I belong to Simple Happy Life, a Facebook group for gratitude, kindness and happiness with a real mix of people. Yesterday, the admin encouraged us to approach life as if everything was a miracle, based on this quote from Albert Einstein –

Let me just put it out there that there is some doubt that Einstein ever uttered these words and if he did, what he meant by his words is probably not as we are taking them today, as an exhortation to embrace miracles.

But there is a choice, isn’t there? A choice each day to see what crosses our path as daily miracles or to explain these wonders away in some other way (or to find a way for these two approaches to comfortably co-exist).

Just take a look around you at the natural world. There is so much that has never been explained. The group admin talked about the plants and flowers in her garden – all the different colours and shapes and textures of the leaves – ‘this alone is miraculous!’

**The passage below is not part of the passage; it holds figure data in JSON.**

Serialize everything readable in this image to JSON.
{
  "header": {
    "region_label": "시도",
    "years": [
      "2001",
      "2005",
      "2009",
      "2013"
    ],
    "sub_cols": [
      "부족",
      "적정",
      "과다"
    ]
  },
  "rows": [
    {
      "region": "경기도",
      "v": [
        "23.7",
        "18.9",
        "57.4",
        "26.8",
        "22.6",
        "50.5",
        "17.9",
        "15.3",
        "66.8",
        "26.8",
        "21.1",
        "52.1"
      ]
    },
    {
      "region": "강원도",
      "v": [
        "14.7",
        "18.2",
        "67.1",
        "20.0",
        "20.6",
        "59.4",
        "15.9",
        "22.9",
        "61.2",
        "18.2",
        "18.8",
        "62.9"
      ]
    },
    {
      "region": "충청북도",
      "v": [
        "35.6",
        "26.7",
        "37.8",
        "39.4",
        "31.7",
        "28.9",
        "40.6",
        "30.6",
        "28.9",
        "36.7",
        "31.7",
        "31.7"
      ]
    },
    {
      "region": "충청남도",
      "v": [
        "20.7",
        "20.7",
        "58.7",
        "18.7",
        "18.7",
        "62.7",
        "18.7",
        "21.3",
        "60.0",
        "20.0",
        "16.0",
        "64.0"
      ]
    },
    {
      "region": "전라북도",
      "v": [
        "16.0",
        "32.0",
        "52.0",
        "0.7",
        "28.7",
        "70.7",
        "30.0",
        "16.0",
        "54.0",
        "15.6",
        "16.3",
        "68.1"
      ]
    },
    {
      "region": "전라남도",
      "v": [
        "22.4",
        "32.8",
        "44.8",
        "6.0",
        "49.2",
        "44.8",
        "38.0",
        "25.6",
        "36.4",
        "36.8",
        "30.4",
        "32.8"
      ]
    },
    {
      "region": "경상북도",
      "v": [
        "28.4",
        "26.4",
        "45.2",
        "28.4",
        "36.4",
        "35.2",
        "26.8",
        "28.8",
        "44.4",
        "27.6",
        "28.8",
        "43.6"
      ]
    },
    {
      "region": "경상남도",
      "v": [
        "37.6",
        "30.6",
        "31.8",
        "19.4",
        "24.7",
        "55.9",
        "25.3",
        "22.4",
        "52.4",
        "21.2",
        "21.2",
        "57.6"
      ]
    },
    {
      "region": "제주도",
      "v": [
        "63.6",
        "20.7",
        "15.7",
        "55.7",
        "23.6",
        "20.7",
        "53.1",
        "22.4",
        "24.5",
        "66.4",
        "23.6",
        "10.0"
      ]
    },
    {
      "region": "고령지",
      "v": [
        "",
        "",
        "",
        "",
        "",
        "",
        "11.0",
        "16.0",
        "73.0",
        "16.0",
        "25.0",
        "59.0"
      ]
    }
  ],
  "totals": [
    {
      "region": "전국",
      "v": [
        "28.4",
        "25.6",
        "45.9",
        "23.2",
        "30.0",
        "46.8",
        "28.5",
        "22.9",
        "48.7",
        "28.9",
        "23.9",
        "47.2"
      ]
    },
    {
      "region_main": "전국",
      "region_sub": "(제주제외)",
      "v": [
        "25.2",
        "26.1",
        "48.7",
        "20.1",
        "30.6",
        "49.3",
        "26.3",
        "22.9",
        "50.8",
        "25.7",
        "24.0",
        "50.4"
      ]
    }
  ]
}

I went for one of life’s coincidences that didn’t feel like just a coincidence to me.

I felt that yesterday. I bumped into someone in Asda when normally we bump into each other in Sainsburys. That may sound small but it led me to reflect how this particular lady walked into my life when I was working at Asda Living and she was a customer I got talking to. She was a foster carer and I was going through a really, really tough time with my adopted daughter. She was a great support to me and yesterday, I was able to be a support to her. Some would see this as a random encounter, but in my work , I meet people over and over again who describe how the universe put people and opportunities in their path: all they had to do was make the most of it all. That’s what seeing everything as a miracle means for me in practice at the moment.

So let’s leave the prophet Micah with the God of wonders at the forefront of our minds.

For the rest of the month until we meet again, why don’t you get a notebook and write down life’s small miracles that you notice every day? The wonders of Creation, the wonders of connection, the wonders or creativity and fresh insights and ‘coincidences’.

And let us praise the God of wonders.